Взрыв хохота был мне ответом. Ездить по вписке – очень просто, сказали мне, нужно лишь обмануть «Гектора» «Гектор» – это контролер, и едва упомянув о нем, они затянули «песню Гектора»:

Ха‑ха‑ха,

Хи‑хи‑хи,

Гектор идет,

Но не сможет нас найти

Ни в раю,

Ни в гробу,

Ни в сортире,

Гектор идет,

Но не сможет нас найти.

Ха‑ха‑ха,

Хи‑хи‑хи,

ICJ едет по вписке опять.

ICJ едет бухать

Существуют разные способы: передавать билет друг другу, запереться в туалете и имитировать звуки приступа рвоты, сделать вид, что не понимаешь по‑английски. У Гарни – свой собственный метод, «игра на выживание»: вместо билета поочередно протягиваешь контролеру все что ни попадя – бутерброд, сигарету, пепельницу, ботинок, носок, второй носок, грязь из‑под ногтей, майку, грязь из пупка, брючный ремень – пока контролеру в конце концов эта игра не надоест, и он уйдет. Члены ICJ знают два основных принципа, на которых держится человеческая натура, – точнее, британская натура.

Первый заключается в том, что ни один состоящий на государственной службе человек, в том числе железнодорожные контролеры, не станет тратить на вас слишком много времени – все, что ему нужно, это побыстрее закончить работу и пойти домой.

Второй принцип – более важный: все – включая полицию – бессильны против большого числа людей, отказывающихся следовать каким бы то ни было правилам. Другими словами: если вас много, на законы можно плевать.

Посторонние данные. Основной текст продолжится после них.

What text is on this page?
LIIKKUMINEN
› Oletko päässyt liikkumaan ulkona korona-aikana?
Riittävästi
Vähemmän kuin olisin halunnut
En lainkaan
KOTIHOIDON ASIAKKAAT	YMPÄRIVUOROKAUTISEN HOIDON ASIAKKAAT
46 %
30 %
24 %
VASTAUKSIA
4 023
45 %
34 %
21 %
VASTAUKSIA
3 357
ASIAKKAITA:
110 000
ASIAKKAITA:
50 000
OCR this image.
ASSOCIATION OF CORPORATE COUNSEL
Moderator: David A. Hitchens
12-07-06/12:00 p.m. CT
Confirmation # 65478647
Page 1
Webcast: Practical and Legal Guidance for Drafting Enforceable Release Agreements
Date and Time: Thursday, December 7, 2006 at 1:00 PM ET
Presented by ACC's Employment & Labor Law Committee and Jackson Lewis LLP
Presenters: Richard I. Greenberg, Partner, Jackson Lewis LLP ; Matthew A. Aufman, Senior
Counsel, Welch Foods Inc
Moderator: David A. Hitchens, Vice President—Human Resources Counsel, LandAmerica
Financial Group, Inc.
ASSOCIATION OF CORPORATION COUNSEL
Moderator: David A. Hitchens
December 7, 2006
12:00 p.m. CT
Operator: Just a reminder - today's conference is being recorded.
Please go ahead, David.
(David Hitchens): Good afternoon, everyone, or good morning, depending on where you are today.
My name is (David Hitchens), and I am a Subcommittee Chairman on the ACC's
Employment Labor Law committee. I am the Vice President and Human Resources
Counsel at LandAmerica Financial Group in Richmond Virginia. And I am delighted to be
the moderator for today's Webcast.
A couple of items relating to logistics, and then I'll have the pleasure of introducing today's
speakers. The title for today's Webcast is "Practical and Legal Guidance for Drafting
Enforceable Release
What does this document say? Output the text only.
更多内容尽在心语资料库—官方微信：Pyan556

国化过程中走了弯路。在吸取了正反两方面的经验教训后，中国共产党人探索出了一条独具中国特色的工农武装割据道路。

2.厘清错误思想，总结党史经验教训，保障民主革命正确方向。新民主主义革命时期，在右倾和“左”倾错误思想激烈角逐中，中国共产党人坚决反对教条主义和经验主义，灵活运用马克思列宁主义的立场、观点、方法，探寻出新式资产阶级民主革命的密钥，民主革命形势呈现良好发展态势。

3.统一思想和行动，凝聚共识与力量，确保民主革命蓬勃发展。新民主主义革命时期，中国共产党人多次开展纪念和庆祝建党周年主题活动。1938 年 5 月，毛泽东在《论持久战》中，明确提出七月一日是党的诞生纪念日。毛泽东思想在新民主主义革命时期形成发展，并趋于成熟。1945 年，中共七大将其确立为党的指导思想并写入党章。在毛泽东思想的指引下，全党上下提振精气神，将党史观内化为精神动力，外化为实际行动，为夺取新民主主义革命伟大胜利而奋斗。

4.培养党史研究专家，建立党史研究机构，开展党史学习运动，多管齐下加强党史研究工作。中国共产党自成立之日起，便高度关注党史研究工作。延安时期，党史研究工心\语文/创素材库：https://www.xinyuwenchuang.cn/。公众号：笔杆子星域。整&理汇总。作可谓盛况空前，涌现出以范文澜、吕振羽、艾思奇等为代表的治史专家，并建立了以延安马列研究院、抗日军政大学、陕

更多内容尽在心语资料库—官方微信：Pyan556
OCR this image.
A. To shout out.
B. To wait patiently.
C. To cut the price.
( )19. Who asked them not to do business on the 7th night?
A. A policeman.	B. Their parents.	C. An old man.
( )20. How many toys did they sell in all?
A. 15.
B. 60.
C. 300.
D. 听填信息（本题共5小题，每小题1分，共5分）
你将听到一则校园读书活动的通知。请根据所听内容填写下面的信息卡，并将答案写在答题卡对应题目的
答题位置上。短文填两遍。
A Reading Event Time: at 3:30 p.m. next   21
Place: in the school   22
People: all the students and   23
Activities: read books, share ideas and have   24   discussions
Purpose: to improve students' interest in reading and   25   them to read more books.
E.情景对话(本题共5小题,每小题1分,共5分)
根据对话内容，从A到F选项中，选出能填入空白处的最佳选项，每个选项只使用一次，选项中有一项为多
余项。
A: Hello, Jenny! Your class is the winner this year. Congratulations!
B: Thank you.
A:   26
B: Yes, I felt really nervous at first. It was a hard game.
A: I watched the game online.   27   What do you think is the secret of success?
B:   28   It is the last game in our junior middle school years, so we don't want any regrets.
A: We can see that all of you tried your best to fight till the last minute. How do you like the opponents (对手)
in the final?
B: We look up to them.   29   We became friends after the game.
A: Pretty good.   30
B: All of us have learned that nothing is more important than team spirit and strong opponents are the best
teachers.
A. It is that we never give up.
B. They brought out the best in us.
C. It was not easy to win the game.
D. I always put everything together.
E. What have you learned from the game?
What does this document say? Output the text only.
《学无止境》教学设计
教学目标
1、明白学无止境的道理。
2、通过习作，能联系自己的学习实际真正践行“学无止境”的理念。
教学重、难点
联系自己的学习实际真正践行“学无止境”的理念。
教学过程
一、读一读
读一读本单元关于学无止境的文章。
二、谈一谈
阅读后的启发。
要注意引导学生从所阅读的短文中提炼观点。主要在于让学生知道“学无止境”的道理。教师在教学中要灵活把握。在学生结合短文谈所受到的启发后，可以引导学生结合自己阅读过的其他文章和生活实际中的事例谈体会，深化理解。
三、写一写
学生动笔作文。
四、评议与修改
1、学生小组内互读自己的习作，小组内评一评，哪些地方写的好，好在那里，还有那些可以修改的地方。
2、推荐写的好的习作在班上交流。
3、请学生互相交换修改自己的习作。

Действительно, это довольно просто. Представьте, например, что вы работаете контролером на станции метрополитена, и две сотни суппортеров проходят мимо вас, не заплатив. Что вы сделаете? Или вы стоите за кассовым аппаратом в маленьком продуктовом магазинчике – одна комната, два холодильника, три столика – и вдруг откуда ни возьмись появляется сотня парней, все толкаются и кричат, и вот уже все помещение забито донельзя, и каждый из них набивает карманы чипсами, орешками, пивом, печеньем, сушеными фруктами, яйцами (чтобы кидаться), молоком, сосисками, бутылками кока‑колы, бутылками красного вина, булками (чтобы кидаться), бутылками белого вина, яблоками, йогуртом (чтобы кидаться), апельсинами, шоколадом, бутылками сидра, нарезкой, майонезом (чтобы кидаться), пока, наконец, на полках уже почти ничего не остается. Что вы сделаете? Попросите их остановиться? Встанете на пороге и попробуете их задержать? Вы вызовете полицию, но суппортеры уже на улице, и часть того, что они у вас экспроприировали – яйца, булки, йогурт, банки с майонезом – летит вам в витрину, в припаркованные рядом машины, разбивается о тротуар у входа – и они расходятся, часть влево, часть вправо, и вот уже никого нет. (Позже, в Брюсселе, владелец одного кафе, столкнувшись с такой ситуацией – тогда это будут фаны «Тоттенхэма» – ответит им тем же. Иррациональность на иррациональность, неповиновение закону на неповиновение закону – он достанет спрятанный под стойкой пистолет и выстрелит суппортеру в голову, и убьет – и только потом выяснится, что убьет он «не того» суппортера, то есть того, кто как раз оплатил свой счет.)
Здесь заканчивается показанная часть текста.